During the day-long conference, participants heard from several panelists who discussed best practices in nursing safety. They also were led in a collaboration-building session by Tom Wolff, PhD, founder of Tom Wolff & Associates and author of “The Power of Collaborative Solutions.” Small group sessions followed, and participants emerged with several projects they will pursue, including how nursing schools can embed QSEN competencies into their curriculum, collaborations designed to help homeless populations, and how church nurses can work with the larger health community to provide care to parishioners.
“I loved the concept of bringing down the barriers, working together and achieving outcomes,” said Carla Schneider, Emergency Department Director for Hoag Hospital in Newport Beach, about Wolff’s presentation.
Jan Boller, PhD, RN, College of Graduate Nursing associate professor and Doctor of Nursing Practice Program director, said the conference was one of the most satisfying she has ever been a part of.
“We’re used to working in our own little silos, but to get safety to be in every organization and across all settings, we’re going to have to work together,” she said. “This will take a shift in thinking about who’s important in the discussion of patient safety.”
“What’s most exciting for me is the potential for consumers to partner with nurses and other health professionals,” continued Boller, who is CGN’s The Fletcher Jones Foundation Endowed Chair for Nursing Quality and Safety. “That’s the power of change, and is what will help us get those (variable health outcomes) numbers down. Our power lies through working closely with patients and families through all of this, across all care settings.
“Our goal is that there will be no variation in excellence.”
The conference was funded in part by grants from the Fletcher Jones Foundation and the CA Community College Economic and Workforce Development Program Grant at Golden West College. Additional sponsors include the WesternU Phi Alpha chapter of Sigma Theta Tau International and the California Institute for Nursing & Health Care.
Wednesday’s conference was sold out, and about 50 nurse educators were turned away after registration closed.
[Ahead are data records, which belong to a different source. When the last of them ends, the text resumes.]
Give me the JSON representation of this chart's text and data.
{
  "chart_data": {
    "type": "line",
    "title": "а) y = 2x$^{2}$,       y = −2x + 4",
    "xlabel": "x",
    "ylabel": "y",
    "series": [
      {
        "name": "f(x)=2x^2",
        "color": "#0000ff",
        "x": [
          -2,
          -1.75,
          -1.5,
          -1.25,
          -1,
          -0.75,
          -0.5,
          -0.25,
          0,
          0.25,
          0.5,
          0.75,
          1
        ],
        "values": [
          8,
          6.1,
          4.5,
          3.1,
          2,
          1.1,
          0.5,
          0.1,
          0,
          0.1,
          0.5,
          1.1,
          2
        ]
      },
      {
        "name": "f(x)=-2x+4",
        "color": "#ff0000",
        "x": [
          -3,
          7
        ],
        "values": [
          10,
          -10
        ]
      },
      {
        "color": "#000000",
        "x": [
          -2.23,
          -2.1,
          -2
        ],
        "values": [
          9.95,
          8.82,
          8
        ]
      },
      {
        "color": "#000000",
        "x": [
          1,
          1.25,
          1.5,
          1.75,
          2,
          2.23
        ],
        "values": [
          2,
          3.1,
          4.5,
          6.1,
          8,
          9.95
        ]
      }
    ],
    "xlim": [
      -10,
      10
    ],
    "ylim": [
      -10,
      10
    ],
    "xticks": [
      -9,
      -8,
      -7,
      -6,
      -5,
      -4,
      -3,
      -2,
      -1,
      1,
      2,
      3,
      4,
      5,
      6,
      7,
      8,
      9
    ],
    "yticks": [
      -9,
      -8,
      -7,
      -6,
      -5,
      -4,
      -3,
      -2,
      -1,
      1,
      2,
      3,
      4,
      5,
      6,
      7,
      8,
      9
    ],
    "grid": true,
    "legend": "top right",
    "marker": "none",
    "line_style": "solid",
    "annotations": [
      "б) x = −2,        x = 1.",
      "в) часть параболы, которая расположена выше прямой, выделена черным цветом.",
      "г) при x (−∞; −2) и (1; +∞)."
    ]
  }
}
Hanford and Boller said the next conference will be planned for 300-350 participants, and will adopt an interprofessional theme, which dovetails not only with the nursing profession’s broad goals, but also with WesternU’s commitment to interprofessional education.
WesternU panelists included Linda Flores, MSN, RN, CEN, Assistant Professor, MSN-E Program, College of Graduate Nursing; Rod Hicks, PhD, APRN, FAANP, FAAN Professor, College of Graduate Nursing; Patricia Shakhshir, RN-BC, PhD, CNS, Assistant Professor, College of Graduate Nursing; and Ivy Tuason, RN, MSN, FNP, Assistant Director, MSN-E Program, Assistant Professor, College of Graduate Nursing.